Perry spokesman Ray Sullivan repeatedly says Perry may run again for governor in 2014. To say anything else would damage a governor already battered by a presidential run that exposed his weaknesses to a national audience.
Lawmakers have a challenging legislative session looming in 2013, with the potential for many new legislative players. Lt. Gov. David Dewhurst will be gone if his U.S. Senate bid is successful, and there could be many new lawmakers.
“The experience and core convictions the governor brings to the Capitol will be very important in 2013,” Sullivan said.
So there's good reason for Perry to avoid looking like a lame duck. But if he's considering another run, there's bad news in a poll conducted for a consortium of newspapers including the San Antonio Express-News and Houston Chronicle by Blum & Weprin Associates, Inc. It's not just last week's widely reported finding that more than half of Texans opposed another Perry run for governor.
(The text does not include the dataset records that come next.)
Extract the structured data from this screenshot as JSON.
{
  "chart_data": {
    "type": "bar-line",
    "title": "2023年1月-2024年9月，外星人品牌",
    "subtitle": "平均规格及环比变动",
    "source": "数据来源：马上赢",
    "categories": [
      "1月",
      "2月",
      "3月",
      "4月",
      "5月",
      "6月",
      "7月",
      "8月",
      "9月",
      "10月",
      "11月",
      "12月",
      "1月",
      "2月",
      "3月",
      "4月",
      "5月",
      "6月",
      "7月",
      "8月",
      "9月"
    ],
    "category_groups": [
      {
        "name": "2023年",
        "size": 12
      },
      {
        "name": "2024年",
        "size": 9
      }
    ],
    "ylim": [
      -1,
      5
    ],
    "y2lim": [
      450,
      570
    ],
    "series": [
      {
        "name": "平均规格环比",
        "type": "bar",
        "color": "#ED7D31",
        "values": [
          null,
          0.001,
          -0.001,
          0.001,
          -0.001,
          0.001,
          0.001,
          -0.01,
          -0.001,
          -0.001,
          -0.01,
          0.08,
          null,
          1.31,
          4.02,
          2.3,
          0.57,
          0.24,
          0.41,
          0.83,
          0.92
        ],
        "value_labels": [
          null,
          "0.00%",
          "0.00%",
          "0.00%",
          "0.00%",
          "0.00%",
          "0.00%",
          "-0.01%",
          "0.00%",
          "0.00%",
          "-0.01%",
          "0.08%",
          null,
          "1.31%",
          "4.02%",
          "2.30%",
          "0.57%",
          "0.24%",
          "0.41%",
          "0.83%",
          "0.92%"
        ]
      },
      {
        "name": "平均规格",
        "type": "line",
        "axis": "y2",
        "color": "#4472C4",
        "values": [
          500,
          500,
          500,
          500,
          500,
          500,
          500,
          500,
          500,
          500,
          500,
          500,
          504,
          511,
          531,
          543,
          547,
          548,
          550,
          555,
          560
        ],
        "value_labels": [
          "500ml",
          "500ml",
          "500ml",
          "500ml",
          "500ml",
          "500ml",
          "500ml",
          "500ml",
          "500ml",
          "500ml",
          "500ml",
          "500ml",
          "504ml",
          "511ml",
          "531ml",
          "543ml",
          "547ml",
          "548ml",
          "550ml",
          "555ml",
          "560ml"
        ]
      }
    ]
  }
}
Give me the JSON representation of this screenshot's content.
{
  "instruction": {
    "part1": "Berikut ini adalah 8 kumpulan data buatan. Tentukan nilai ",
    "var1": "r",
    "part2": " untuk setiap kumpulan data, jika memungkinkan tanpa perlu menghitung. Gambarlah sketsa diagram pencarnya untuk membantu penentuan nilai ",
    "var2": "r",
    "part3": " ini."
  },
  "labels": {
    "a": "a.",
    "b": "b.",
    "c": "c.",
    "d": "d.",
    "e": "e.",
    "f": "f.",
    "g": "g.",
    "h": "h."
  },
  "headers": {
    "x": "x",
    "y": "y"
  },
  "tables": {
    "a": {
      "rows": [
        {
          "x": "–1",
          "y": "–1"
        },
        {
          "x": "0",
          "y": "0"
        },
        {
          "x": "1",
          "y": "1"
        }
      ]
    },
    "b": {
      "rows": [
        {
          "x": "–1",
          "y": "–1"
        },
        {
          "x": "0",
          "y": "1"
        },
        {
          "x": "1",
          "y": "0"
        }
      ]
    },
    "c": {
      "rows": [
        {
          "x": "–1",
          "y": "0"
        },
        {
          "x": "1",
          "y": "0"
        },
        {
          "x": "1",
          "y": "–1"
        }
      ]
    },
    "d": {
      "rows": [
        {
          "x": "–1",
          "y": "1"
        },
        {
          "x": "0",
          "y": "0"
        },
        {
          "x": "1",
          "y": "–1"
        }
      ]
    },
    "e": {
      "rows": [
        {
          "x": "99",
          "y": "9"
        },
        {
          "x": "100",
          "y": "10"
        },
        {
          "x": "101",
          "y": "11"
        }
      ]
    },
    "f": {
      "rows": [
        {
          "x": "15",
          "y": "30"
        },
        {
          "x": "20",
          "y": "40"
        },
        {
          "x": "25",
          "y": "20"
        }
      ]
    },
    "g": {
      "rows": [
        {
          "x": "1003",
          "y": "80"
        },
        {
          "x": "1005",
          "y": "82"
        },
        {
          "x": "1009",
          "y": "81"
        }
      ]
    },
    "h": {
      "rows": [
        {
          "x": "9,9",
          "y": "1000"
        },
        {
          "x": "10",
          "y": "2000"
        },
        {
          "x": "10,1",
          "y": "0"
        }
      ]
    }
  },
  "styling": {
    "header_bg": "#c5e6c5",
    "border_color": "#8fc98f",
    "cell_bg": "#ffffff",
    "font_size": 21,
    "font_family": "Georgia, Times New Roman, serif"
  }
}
Looking more closely at the numbers, more than 60 percent of Texans age 50 and over opposed the idea of Perry running for re-election. So did more than half of college graduates, 75 percent of those with education beyond college and 59 percent of those earning more than $100,000 annually. “Your likeliest voters don't want him to run — the educated, the older, the richer,” said Micheline Blum, who directed the poll. “There isn't any group that wants him, really, to run.”
Only half of Republicans said they wanted Perry to run for re-election, Blum noted: “It's hard to get excited about that.” Forty-one percent of Republicans said Perry shouldn't run again, as did a whopping 68 percent of independents....

SMU political scientist Cal Jillson called the idea ridiculous, saying Perry would have to dive deeply into policy to be considered credible: “I think he has roughly the same problem as Sarah Palin, which is not knowing nearly enough and having no proclivity for study and learning.”